Bütün erdemlerin, güzelliklerin, sevginin ve saygının kaynağı olan yüce yaratıcının şanına yakışır bir güven ve duyarlılıkla ona saygı duymak bütün erdemleri yakalamanın ilk adımıdır. Her dem bu duygu ve düşünceyle hem dem olmak, “elinden ve dilinden insanları emin kılmanın” kulca tanımıdır. Gönülde büyüyen, lisân-ı hâlde coşan bu duygunun, lisân-ı kâl ile büyük bir şevk ve vecd ile dile gelişini, bütün Müslümanların hep bir ağızdan her yerde ve özellikle haccda neşeyle terennüm edişini, kâinatın ahengine ritim tutan En Yüce’ye saygının arşa yükselişini Hz. Peygamber’in dilinden şöyle duyduk ve nihayetsiz saygıyla da uyduk…

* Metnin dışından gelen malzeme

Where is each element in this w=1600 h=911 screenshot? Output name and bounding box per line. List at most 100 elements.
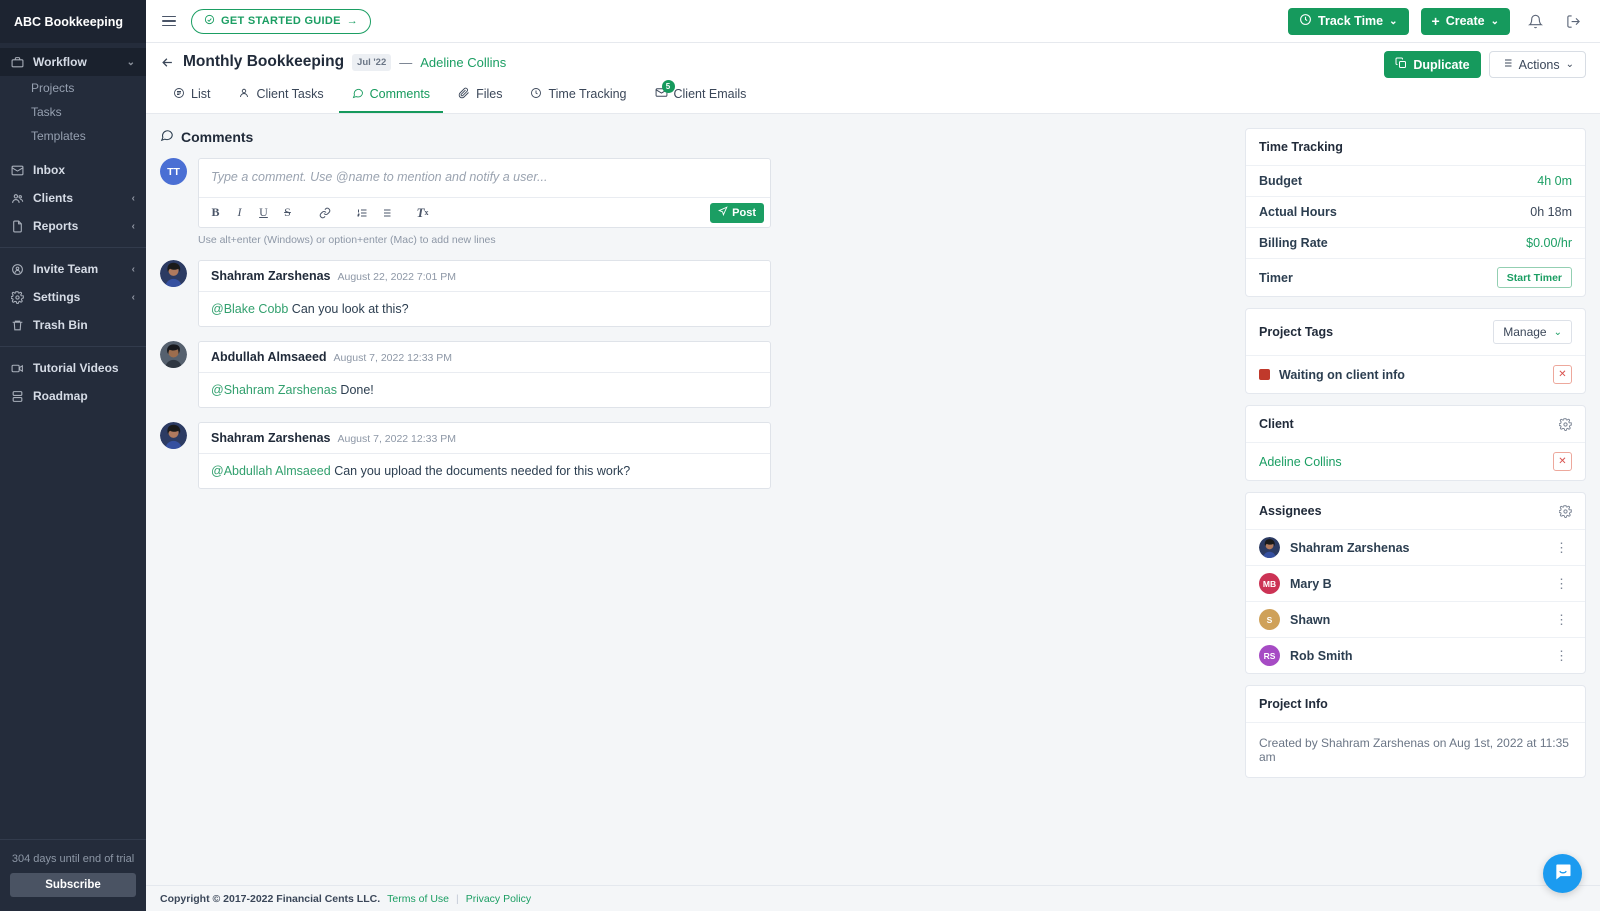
assignee-menu-icon[interactable]: ⋮ xyxy=(1551,541,1572,554)
sidebar-item-clients[interactable]: Clients ‹ xyxy=(0,184,146,212)
comment-input[interactable]: Type a comment. Use @name to mention and… xyxy=(199,159,770,197)
chat-icon xyxy=(1553,862,1573,885)
sidebar-item-trash-bin[interactable]: Trash Bin xyxy=(0,311,146,339)
notifications-bell-icon[interactable] xyxy=(1522,8,1548,34)
comment-mention[interactable]: @Abdullah Almsaeed xyxy=(211,464,331,478)
sidebar-item-templates[interactable]: Templates xyxy=(0,124,146,148)
terms-of-use-link[interactable]: Terms of Use xyxy=(387,893,449,905)
person-icon xyxy=(238,87,250,102)
sidebar-item-label: Roadmap xyxy=(33,389,88,403)
assignee-menu-icon[interactable]: ⋮ xyxy=(1551,649,1572,662)
duplicate-button[interactable]: Duplicate xyxy=(1384,51,1481,78)
sidebar-item-label: Settings xyxy=(33,290,81,304)
brand-title: ABC Bookkeeping xyxy=(0,0,146,43)
comment-card: Abdullah Almsaeed August 7, 2022 12:33 P… xyxy=(198,341,771,408)
avatar: RS xyxy=(1259,645,1280,666)
copy-icon xyxy=(1395,57,1407,72)
chat-widget-button[interactable] xyxy=(1543,854,1582,893)
italic-icon[interactable]: I xyxy=(229,202,250,223)
assignees-heading-label: Assignees xyxy=(1259,504,1322,518)
project-info-card: Project Info Created by Shahram Zarshena… xyxy=(1245,685,1586,778)
subscribe-button[interactable]: Subscribe xyxy=(10,873,136,897)
comment-text: Can you look at this? xyxy=(288,302,409,316)
comment-mention[interactable]: @Blake Cobb xyxy=(211,302,288,316)
strikethrough-icon[interactable]: S xyxy=(277,202,298,223)
actual-hours-label: Actual Hours xyxy=(1259,205,1337,219)
sidebar-item-label: Invite Team xyxy=(33,262,99,276)
manage-tags-button[interactable]: Manage ⌄ xyxy=(1493,320,1572,344)
sidebar-item-tasks[interactable]: Tasks xyxy=(0,100,146,124)
remove-tag-button[interactable]: ✕ xyxy=(1553,365,1572,384)
avatar: MB xyxy=(1259,573,1280,594)
tab-client-emails[interactable]: 5 Client Emails xyxy=(642,80,760,113)
sidebar-item-workflow[interactable]: Workflow ⌄ xyxy=(0,48,146,76)
link-icon[interactable] xyxy=(314,202,335,223)
chevron-left-icon: ‹ xyxy=(131,192,135,204)
paperclip-icon xyxy=(458,87,470,102)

Abdullah b. Ömer’den (r.a) rivayet edildiğine göre, Hz. Peygamber (s.a.s) şöyle buyurmuştur:
“Hz. Peygamberin telbiyesi; Hz. Peygamberin bütün insanlığın kulluğa davetini, onlar adına saygı ve hürmetle kabulünü dile getirdiği dua ve seslenişi ifade edildiği şekilde idi:
Allah’ım! Buyur! Emret!
İşte geldim! Emrine amadeyim!
Her emrini yerine getirmek için huzuruna geldim Allah’ım!
Senin saltanatında eşin ortağın yoktur Allah’ım! Bütün varlığımla sana yöneldim!
Hamd /sonsuz övgü senindir. Nimet senin, Bütün mülk de senin… Asla eşin ortağın yoktur.”
Abdullah b. Ömer (r.a):
“Bu Hz. Peygamberin telbiyesidir” der, Hz. Peygamber’in cinaslı ve secili telbiyesinin peşi sıra şu cümleleri eklerdi:
Buyur! Emret! Emrine amadeyim Allah’ım!
Sana kulluk etmek için nihayetsiz yardımını dilerim!
Bütün iyilikler senin elinde ve takdirindedir Allah’ım!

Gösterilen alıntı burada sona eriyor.